Using SHAP for Feature Analysis — Predicting Smokers using Bio Signals — Part 1 Gradient Boosting Libraries

8 min readAug 6, 2024

Yeah first article here, so I wanted to write what I did sometime before. What started as a comparison of just a few libraries, ended up being a feature analysis with new explorations (for me at least) so I'm writing it up.

I started from just trying to compare Gradient Boosting libraries, XGBoost, LightGBM, and CatBoost.

On this dataset, about smokers, to classify smokers using bio-signals.

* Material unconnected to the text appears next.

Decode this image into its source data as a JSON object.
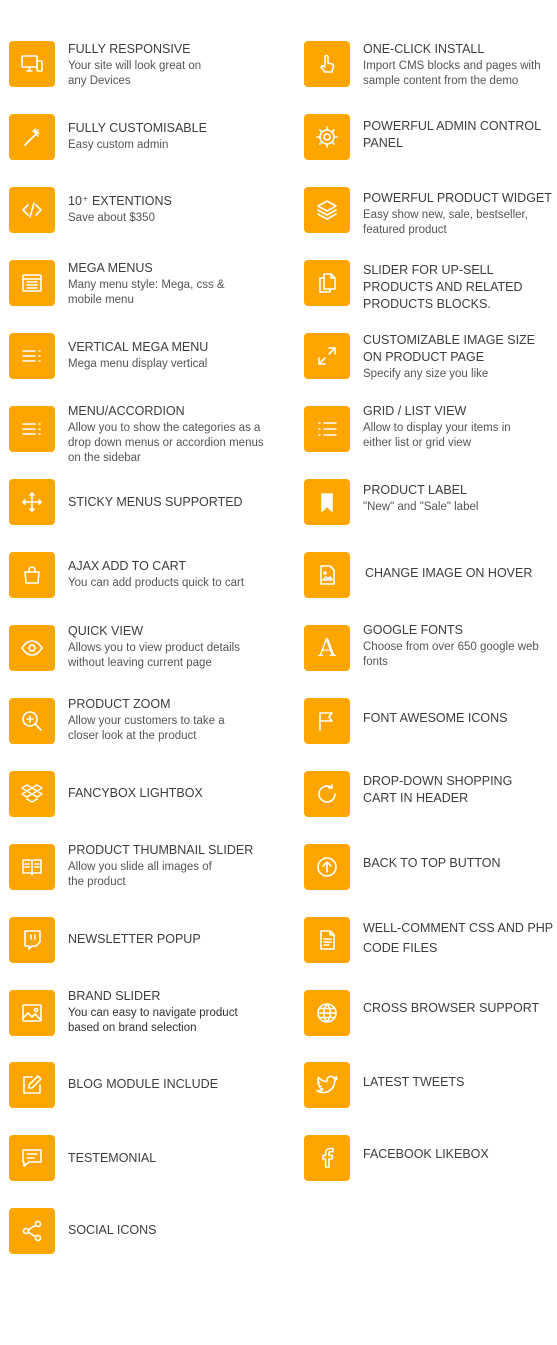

Binary Prediction of Smoker Status using Bio-Signals Dataset on Kaggle

The bio-signals act as features, consisting of

Age
Height(cm)
Weight(kg)
Waist(cm)
Eyesight(left)
Eyesight(right)
Hearing(left)
Hearing(right)
Systolic
Relaxation
Fasting Blood Sugar
Cholesterol
Triglyceride
HDL (High-Density Lipoprotein)
LDL (Low-Density Lipoprotein)
Hemoglobin
Urine Protein
Serum Creatinine
AST (Aspartate Aminotransferase)
ALT (Alanine Aminotransferase)
GTP (Glutamik Piruvik Transaminase)
Dental Caries
Smoking

Then, I ended up trying out SHAP for feature analysis

**SHAP (SHapley Additive exPlanations)** is a game theoretic approach to explain the output of any machine learning model.

So here’s what I did

Exploratory Data Analysis

Data distribution of target classes

f, ax = plt.subplots(len(['smoking']), 2, figsize=(12, 5))
plt.subplots_adjust(wspace=0.3)

for col in ['smoking']:
    s1 = df[col].value_counts()
    N = len(s1)

    ax[0].pie(
        s1, colors=sns.color_palette('rocket', N),
        labels=s1.index.tolist(), 
        startangle=90, frame=True, radius=1.2, 
        textprops={'fontsize': 16, 'weight': 'bold'},
        autopct='%1.f%%',
    )
    
    sns.barplot(
        x=s1, y=s1.index, ax=ax[1],
        orient='horizontal',
        palette='rocket'
    )

    ax[1].spines['top'].set_visible(False)
    ax[1].spines['right'].set_visible(False)
    ax[1].tick_params(axis='x', which='both', bottom=False, labelbottom=False)
    ax[1].set_ylabel('')  # Remove y label

    for i, v in enumerate(s1):
        ax[1].text(v, i+0.1, str(v), color='black', fontweight='bold', fontsize=14)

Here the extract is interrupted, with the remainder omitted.